The view out from Winthrop’s points due south, and beyond the delightful autumn colour of the Euonymus europaeus lies… the Wilderness! |
Some other autumn interest to be had here, Euphorbia longifolia ‘Amjilassa’ |
Just beside the Stream in Lower Winthrop’s is this shrub, Staphylea colchica, with its wonderful lantern seed pods |
Winthrop’s in warmer times! Mrs Winthrop was Lawrence’s mother, and the colour scheme here reflects her penchant for yellows and blues |
5 comments:
How appropriate that you should focus on a "Hidcote".
I like the pods of the staphylea colchica it's not a shrub I know. I'll have to google it....f
Thanks for posting about Hypericum 'Hidcote'. It's a favorite plant in my garden. I had wondered how it came to be so named. Is it not a hybrid?

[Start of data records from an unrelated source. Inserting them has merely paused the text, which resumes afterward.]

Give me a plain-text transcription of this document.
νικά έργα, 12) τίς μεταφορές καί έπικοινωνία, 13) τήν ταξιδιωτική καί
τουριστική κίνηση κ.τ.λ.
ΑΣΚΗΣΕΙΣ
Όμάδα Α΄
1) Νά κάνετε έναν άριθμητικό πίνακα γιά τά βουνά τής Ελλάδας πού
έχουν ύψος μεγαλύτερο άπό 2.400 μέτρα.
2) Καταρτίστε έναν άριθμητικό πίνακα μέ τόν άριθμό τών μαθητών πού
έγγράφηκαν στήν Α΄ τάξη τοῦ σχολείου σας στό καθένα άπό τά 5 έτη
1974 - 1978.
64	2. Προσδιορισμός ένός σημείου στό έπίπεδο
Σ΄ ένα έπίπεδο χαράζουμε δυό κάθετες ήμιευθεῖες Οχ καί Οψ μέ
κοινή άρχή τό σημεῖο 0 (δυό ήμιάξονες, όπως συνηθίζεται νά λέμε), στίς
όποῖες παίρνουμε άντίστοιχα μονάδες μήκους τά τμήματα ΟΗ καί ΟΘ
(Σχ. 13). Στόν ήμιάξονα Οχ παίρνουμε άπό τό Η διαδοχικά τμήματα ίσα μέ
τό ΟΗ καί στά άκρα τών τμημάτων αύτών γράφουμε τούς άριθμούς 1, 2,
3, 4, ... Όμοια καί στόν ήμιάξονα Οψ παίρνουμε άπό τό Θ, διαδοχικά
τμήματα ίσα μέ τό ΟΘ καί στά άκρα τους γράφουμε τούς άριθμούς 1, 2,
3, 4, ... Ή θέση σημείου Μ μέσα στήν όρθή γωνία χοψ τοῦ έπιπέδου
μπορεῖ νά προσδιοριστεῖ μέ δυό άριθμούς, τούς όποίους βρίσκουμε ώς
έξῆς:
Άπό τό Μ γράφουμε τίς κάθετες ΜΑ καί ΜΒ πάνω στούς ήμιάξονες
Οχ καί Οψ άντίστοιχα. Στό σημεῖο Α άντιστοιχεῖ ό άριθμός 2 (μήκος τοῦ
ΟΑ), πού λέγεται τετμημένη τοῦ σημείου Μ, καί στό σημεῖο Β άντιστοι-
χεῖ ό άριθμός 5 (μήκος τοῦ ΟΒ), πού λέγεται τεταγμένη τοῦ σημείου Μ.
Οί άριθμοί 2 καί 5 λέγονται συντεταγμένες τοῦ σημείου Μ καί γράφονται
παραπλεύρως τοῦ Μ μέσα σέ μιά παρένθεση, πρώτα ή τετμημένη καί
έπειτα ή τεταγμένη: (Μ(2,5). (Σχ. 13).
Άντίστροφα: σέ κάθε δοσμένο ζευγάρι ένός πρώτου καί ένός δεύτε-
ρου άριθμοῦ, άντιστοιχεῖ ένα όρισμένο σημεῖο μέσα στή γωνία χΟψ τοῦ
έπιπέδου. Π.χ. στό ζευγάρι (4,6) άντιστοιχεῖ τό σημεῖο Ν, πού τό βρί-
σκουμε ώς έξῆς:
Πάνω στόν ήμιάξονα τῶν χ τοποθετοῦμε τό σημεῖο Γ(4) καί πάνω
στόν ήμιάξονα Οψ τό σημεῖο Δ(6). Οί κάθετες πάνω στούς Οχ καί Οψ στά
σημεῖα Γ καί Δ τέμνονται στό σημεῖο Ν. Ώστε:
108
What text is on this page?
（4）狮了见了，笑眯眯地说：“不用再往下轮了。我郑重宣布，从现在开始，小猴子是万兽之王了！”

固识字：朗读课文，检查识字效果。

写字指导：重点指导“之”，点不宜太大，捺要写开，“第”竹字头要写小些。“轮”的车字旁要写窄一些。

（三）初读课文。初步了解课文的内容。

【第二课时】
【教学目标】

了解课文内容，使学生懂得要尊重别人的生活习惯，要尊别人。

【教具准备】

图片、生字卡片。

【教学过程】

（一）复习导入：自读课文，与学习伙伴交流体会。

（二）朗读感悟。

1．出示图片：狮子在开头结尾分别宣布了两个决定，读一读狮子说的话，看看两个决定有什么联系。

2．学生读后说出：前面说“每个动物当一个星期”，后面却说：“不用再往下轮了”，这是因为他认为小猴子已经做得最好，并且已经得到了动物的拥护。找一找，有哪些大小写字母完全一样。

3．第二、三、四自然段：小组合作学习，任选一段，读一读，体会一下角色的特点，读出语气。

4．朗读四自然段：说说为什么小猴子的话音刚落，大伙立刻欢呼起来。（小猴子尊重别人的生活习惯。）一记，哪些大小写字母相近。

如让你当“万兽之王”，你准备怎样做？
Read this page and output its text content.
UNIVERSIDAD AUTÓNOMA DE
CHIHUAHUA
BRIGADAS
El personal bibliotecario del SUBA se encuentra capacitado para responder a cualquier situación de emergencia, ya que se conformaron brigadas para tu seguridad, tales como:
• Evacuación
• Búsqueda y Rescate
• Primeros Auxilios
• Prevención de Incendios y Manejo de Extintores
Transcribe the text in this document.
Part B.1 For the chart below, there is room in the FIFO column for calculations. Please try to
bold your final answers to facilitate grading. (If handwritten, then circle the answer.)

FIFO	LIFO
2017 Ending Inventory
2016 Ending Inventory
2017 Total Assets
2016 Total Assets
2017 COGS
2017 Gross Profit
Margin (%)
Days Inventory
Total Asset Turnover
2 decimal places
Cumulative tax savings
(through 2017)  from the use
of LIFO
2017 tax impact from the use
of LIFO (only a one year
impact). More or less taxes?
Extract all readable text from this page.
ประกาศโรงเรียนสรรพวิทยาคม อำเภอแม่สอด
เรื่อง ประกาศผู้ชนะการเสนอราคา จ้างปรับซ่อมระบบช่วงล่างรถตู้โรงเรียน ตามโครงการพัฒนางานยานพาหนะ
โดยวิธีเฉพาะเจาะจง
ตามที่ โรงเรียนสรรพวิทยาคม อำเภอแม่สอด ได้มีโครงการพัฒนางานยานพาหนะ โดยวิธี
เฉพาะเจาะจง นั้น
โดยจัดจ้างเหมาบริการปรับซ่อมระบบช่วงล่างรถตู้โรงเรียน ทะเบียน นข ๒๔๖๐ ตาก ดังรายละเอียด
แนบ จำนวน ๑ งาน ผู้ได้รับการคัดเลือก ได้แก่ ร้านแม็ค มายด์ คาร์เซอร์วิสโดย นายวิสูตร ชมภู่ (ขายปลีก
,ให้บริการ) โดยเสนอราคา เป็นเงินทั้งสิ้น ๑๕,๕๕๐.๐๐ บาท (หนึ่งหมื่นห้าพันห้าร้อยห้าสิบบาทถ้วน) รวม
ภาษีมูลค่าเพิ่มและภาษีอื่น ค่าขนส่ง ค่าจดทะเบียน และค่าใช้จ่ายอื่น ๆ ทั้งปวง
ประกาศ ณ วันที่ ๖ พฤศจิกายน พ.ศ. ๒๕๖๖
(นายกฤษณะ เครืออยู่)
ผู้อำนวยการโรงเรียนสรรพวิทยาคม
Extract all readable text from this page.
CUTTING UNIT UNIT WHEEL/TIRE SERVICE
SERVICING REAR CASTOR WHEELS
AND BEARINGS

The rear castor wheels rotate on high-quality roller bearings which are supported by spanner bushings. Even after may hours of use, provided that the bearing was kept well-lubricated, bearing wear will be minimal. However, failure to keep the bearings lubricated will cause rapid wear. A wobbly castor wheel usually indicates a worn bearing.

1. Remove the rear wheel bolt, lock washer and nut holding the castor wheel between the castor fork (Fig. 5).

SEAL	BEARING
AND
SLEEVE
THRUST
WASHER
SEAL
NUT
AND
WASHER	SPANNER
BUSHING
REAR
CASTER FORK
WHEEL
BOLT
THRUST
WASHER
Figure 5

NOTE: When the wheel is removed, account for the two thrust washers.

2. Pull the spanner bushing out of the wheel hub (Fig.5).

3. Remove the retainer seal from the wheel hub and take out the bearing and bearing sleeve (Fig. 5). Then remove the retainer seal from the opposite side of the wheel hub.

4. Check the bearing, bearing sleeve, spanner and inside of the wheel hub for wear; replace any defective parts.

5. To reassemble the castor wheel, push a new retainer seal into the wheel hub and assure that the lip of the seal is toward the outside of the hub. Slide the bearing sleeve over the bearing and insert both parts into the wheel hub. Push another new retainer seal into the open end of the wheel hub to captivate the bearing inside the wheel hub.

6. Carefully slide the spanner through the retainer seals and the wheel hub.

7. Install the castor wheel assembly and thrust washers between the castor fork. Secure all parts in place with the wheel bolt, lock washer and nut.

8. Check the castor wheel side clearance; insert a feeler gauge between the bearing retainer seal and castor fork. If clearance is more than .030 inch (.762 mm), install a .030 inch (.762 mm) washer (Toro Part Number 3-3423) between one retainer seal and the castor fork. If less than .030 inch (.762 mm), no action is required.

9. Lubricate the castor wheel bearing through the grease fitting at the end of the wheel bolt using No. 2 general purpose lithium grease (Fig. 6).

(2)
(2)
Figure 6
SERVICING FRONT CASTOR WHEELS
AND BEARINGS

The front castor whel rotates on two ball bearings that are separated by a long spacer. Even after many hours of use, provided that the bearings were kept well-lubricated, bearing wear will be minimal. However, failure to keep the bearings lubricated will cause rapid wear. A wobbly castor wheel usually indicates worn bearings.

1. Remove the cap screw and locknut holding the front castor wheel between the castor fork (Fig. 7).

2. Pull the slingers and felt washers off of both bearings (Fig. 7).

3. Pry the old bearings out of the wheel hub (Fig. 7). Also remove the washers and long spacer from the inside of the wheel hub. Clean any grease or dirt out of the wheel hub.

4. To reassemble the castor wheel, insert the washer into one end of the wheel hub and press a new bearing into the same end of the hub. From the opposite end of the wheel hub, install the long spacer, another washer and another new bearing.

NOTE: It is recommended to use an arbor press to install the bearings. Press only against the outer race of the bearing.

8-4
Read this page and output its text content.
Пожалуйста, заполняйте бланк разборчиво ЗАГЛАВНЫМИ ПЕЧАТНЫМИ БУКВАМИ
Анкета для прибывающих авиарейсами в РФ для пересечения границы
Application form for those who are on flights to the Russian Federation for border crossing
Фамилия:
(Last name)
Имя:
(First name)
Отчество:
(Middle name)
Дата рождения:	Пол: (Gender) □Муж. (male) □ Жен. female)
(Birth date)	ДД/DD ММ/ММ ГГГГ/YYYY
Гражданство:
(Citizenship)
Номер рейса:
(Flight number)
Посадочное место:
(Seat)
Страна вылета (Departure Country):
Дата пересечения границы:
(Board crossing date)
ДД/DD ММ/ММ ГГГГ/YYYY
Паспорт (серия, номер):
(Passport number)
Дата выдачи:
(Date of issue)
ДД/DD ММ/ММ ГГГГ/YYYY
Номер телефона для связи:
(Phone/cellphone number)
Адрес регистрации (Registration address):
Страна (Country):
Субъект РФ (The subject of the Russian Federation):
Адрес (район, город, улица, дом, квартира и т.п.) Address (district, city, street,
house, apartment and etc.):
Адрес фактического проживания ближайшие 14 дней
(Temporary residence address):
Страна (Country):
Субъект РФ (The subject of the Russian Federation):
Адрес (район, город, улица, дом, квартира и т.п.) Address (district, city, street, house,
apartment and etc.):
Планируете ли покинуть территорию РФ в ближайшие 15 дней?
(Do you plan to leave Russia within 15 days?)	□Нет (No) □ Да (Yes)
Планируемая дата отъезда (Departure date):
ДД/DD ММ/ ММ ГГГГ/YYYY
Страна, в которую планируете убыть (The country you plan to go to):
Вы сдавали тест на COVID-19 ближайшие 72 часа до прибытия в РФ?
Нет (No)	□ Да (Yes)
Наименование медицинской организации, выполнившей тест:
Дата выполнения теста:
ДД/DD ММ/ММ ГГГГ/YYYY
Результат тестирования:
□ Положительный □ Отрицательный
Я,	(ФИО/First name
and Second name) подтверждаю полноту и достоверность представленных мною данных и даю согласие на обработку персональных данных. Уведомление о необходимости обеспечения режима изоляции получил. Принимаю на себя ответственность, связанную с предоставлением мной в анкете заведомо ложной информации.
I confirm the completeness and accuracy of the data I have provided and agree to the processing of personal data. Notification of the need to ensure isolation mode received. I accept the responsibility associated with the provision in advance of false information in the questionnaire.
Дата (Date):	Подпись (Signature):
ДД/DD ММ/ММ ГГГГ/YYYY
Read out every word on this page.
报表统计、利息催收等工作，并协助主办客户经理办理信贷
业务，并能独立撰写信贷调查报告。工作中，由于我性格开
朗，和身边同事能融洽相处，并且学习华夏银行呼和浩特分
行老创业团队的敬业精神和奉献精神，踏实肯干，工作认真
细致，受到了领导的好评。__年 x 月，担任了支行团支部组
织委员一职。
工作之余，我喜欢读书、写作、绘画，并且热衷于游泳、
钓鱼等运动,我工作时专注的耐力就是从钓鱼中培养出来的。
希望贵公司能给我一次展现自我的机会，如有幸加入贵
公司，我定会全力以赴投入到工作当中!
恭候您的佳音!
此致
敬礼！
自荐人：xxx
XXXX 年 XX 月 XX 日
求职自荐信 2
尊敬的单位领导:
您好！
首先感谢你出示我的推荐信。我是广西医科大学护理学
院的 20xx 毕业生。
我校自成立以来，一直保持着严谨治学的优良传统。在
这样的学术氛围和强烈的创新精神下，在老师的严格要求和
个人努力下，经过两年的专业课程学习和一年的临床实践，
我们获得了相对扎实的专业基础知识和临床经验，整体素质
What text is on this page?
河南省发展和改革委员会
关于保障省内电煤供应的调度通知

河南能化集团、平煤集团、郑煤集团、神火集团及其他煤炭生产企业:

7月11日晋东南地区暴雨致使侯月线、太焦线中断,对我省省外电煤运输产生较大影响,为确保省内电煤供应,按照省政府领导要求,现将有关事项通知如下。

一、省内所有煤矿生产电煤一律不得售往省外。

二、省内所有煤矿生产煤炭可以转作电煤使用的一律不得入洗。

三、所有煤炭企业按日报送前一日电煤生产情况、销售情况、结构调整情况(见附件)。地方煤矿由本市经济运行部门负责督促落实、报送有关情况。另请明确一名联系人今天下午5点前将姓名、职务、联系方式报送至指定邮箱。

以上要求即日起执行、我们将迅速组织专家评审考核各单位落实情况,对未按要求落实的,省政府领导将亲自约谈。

I love the hypericum. Thanks for brightning up the day, Bertie :)
Beautiful color on the Euphorbia. And the yellow of the Hypericum fits the season so well! Nice that it keeps going well in to fall.
Jordan it is believed to have been collected by Johnston on his 1929 trip to Tanzania. His notes on the large-flowered Hypericum he brought back from there match what we now call H. 'Hidcote'.